By Mark Brown*
However, there were more interesting moves in parts of the credit market that are usually very stable. As discussed below, there were very distinct drivers of government bonds, interest rate swaps and corporate bonds in November. This created some sharp changes in the relative pricing between these markets.
Supply was a key driver of price changes. In late October the Debt Management Office sold $2bln of a new April 2033 Government Stock issue. At 18 years to maturity, this is the longest dated fixed rate bond sold by the NZ Government since 40 year bonds were sold in the 1960s to finance the Auckland Harbour Bridge.
With long-dated bonds having greater price sensitivity to changes in interest rates, this was a significant amount of risk for the investor market to accommodate.
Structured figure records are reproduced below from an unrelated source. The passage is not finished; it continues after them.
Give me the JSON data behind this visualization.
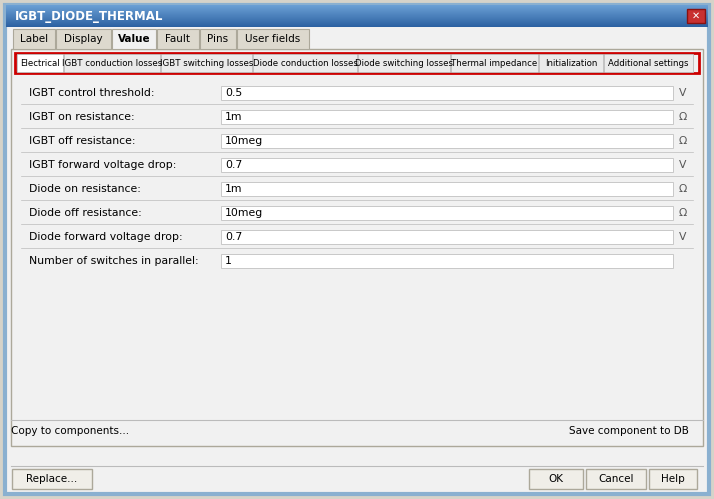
{
  "title": "IGBT_DIODE_THERMAL",
  "top_tabs": [
    "Label",
    "Display",
    "Value",
    "Fault",
    "Pins",
    "User fields"
  ],
  "active_top_tab": "Value",
  "sub_tabs": [
    "Electrical",
    "IGBT conduction losses",
    "IGBT switching losses",
    "Diode conduction losses",
    "Diode switching losses",
    "Thermal impedance",
    "Initialization",
    "Additional settings"
  ],
  "active_sub_tab": "Electrical",
  "params": [
    {
      "label": "IGBT control threshold:",
      "value": "0.5",
      "unit": "V"
    },
    {
      "label": "IGBT on resistance:",
      "value": "1m",
      "unit": "Ω"
    },
    {
      "label": "IGBT off resistance:",
      "value": "10meg",
      "unit": "Ω"
    },
    {
      "label": "IGBT forward voltage drop:",
      "value": "0.7",
      "unit": "V"
    },
    {
      "label": "Diode on resistance:",
      "value": "1m",
      "unit": "Ω"
    },
    {
      "label": "Diode off resistance:",
      "value": "10meg",
      "unit": "Ω"
    },
    {
      "label": "Diode forward voltage drop:",
      "value": "0.7",
      "unit": "V"
    },
    {
      "label": "Number of switches in parallel:",
      "value": "1",
      "unit": ""
    }
  ],
  "btn_copy": "Copy to components...",
  "btn_save": "Save component to DB",
  "btn_replace": "Replace...",
  "btn_ok": "OK",
  "btn_cancel": "Cancel",
  "btn_help": "Help",
  "bg_outer": "#D6D3C9",
  "bg_dialog": "#F1F1F1",
  "bg_content": "#F1F1F1",
  "title_bar_top": "#6A9FD4",
  "title_bar_bot": "#2A5FA0",
  "close_btn_color": "#C83030",
  "tab_active_bg": "#F1F1F1",
  "tab_inactive_bg": "#DDD9CE",
  "tab_border": "#ACA89A",
  "red_border": "#CC0000",
  "input_bg": "#FFFFFF",
  "input_border": "#C8C8C8",
  "btn_bg": "#F0EEE8",
  "btn_border": "#ACA89A",
  "text_color": "#000000",
  "unit_color": "#555555",
  "separator_color": "#BBBBBB",
  "outer_border_color": "#8AB0D0"
}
To facilitate this, the market built in what is called a concession. In other words, higher yields were needed to entice buyers.
It usually works and this was no exception. This all happened in October. However in November global yields moved a little higher and some of the recent buyers looked to exit very recently acquired positions, but into a market already quite fully invested.
Table 1. NZD debt issuance since late October
|22 October||NZ Government||April 2033||$2,000m|
|4 November||LGFA||2019, 2023, 2027||$140m|
|9 November||Auckland Intl Airport||November 2022||$100m|
|26 November||ASB Bank||May 2021||$350m|
|3 December||Transpower||June 2022||$350m|
|10 December||Spark||March 2023||$100m|
|17 December||BNZ subordinate Tier 2||Dec 2025||$550m|
Source: Bloomberg, Kanga News
Meanwhile, global swap rates were moving in the opposite direction, and this flowed into New Zealand. Corporate bonds, which are priced as a spread above swap rates were initially well anchored by the stability in swap rates. This meant their spread to NZ Government Stock narrowed to the tightest levels seen for some time. However this was happening against a global backdrop of corporate margins widening.
As a result, we are seeing an extension of a familiar phenomenon, where the bonds of local issuers such as Spark, Fonterra, Transpower and Auckland Council trade more expensively (i.e. narrower credit spreads) in the domestic market than they do offshore. Recently this differential has increased.
The additional yield for buying a non-NZD bond, after hedging costs, ranges from 0.25% to 1.00%. Faced with this situation, local corporates naturally want to issue in the local market and benefit from the cheaper funding. This works to a point, with many local investors unable to access the non-NZD bonds.
However, most large institutional investors can also buy hedged non-NZD bonds and they are well aware of the pricing anomaly. When faced with the opportunity to buy a new bond deal in New Zealand, the larger and more influential investors will seek pricing that is closer to the levels seen offshore.
If issuers want to access those investors, some accommodation will occur. Institutional investors will not drive the pricing differential to zero. Hedging costs and liquidity issues are such that we expect a healthy yield gap to persist.
In November bond issuance was quite strong, as shown in Table 1 above. For some issues, such as the ASB Bank deal, pricing was set to attract institutional investors, while for others, attracting retail investors at tighter pricing was the objective. Smaller deals can typically fall into the latter category.
However it can also work for larger deals, as was the case with the BNZ deal. As a subordinate deal, a higher coupon is appropriate, and retail investors are certainly attracted by that. A healthy brokerage fee ensured intermediaries paid attention too.
Despite the pressure for credit spreads to widen relative to swap rates, they still contracted against government stock rates, because of the big outperformance in the swap rates.
Looking back at Chart 1, we see that 5 year government bond yields rose further than bank bond yields.
The sector that did suffer to the same extent was LGFA, the entity that finances the bulk of the local authority sector. Again, supply was a factor here. LGFA is a fairly continuous issuer, as the local authorities borrowing requirements keep on increasing.
Much of the discussion above describes what can be seen as micro issues inside a well-diversified fixed interest portfolio.
However they do also illustrate the existence of different players and the interconnected nature of global credit markets.